To prove that if matrix $U$ is obtained from $A$ by the row operation $R_i = R_i + kR_j$, then $L$ is obtained from the identity matrix $I_n$ by the reverse row operation $R_i = R_i - kR_j$, such that $A = LU$, we can express $A$ as the product of $L$ and $U$, and then show that the given row operations on $A$ and $I_n$ lead to the formation of $L$ and $U$ satisfying $A = LU$.
Is this statement true? If yes how can I show this?
My approcah:
Given the LU decomposition $A = LU$, where: \begin{itemize} \item $L$ is a lower triangular matrix with ones on the diagonal. \item $U$ is an upper triangular matrix. \end{itemize}
We express $A$ as the product of $L$ and $U$: [ A = \begin{pmatrix} l_{11} & 0 & \cdots & 0 \\ l_{21} & l_{22} & \cdots & 0 \\ \vdots & \vdots & \ddots & \vdots \\ l_{n1} & l_{n2} & \cdots & l_{nn} \end{pmatrix} \begin{pmatrix} u_{11} & u_{12} & \cdots & u_{1n} \\ 0 & u_{22} & \cdots & u_{2n} \\ \vdots & \vdots & \ddots & \vdots \\ 0 & 0 & \cdots & u_{nn} \end{pmatrix} ]

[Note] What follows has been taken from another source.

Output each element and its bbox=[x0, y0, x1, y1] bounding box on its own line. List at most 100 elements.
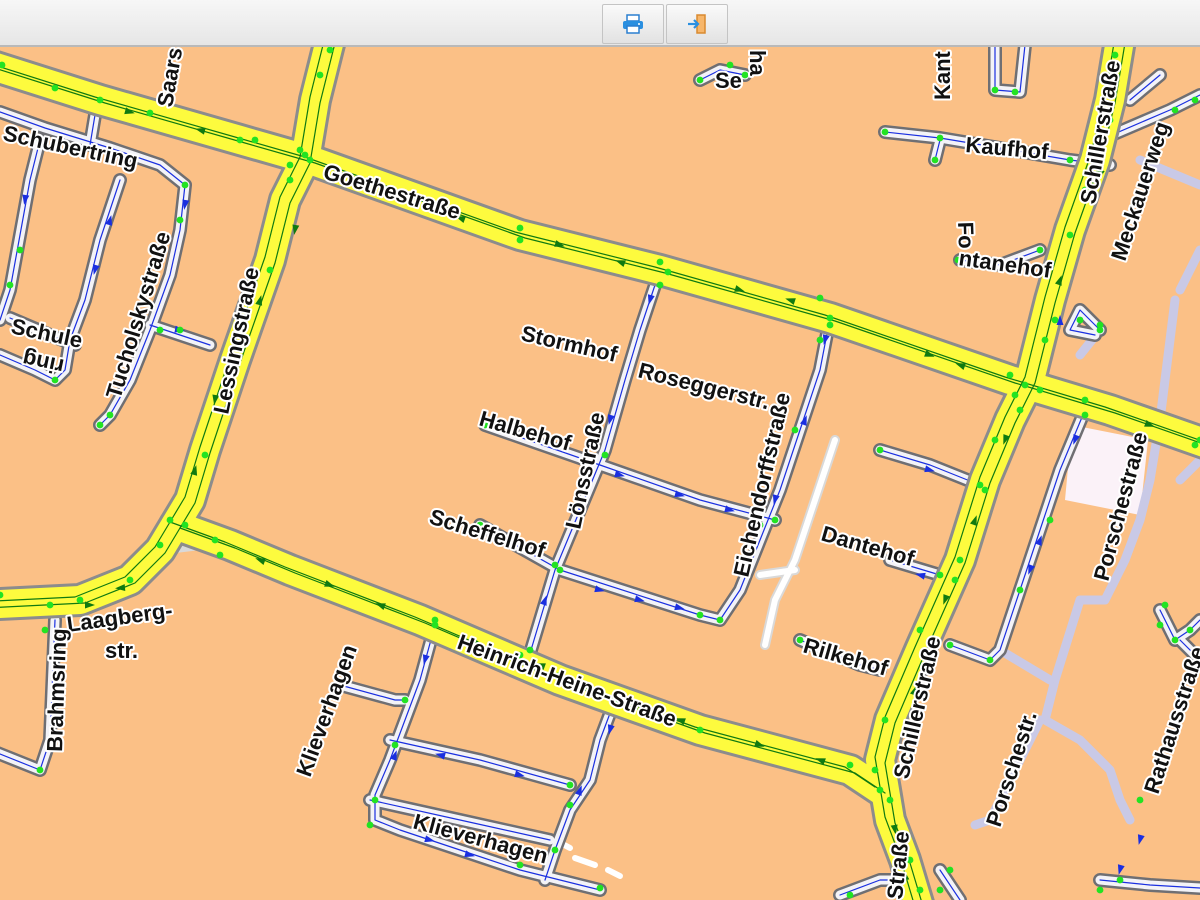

To find $L$ and $U$, we'll compare elements of $A$ with their corresponding elements in $L$ and $U$:
\begin{enumerate} \item From the definition of matrix multiplication, we find that the element $a_{ij}$ of $A$ is given by the dot product of the $i$-th row of $L$ and the $j$-th column of $U$: [ a_{ij} = l_{i1}u_{1j} + l_{i2}u_{2j} + \cdots + l_{in}u_{nj} ]
\item Using the given structure of $L$ and $U$, we observe that $a_{ij}$ can also be expressed as:
\[ a_{ij} = \sum_{k=1}^{n} l_{ik}u_{kj} \]
\item Equating the two expressions for $a_{ij}$, we have:
\[ a_{ij} = l_{i1}u_{1j} + l_{i2}u_{2j} + \cdots + l_{in}u_{nj} = \sum_{k=1}^{n} l_{ik}u_{kj} \]
\item This equation holds for all $i$ and $j$, implying that each element of $A$ is equal to the corresponding element of the matrix product $LU$.
\item Since $A = LU$, the given row operations on $A$ and $I_n$ will indeed lead to the formation of $L$ and $U$ matrices satisfying $A = LU$.
\end{enumerate}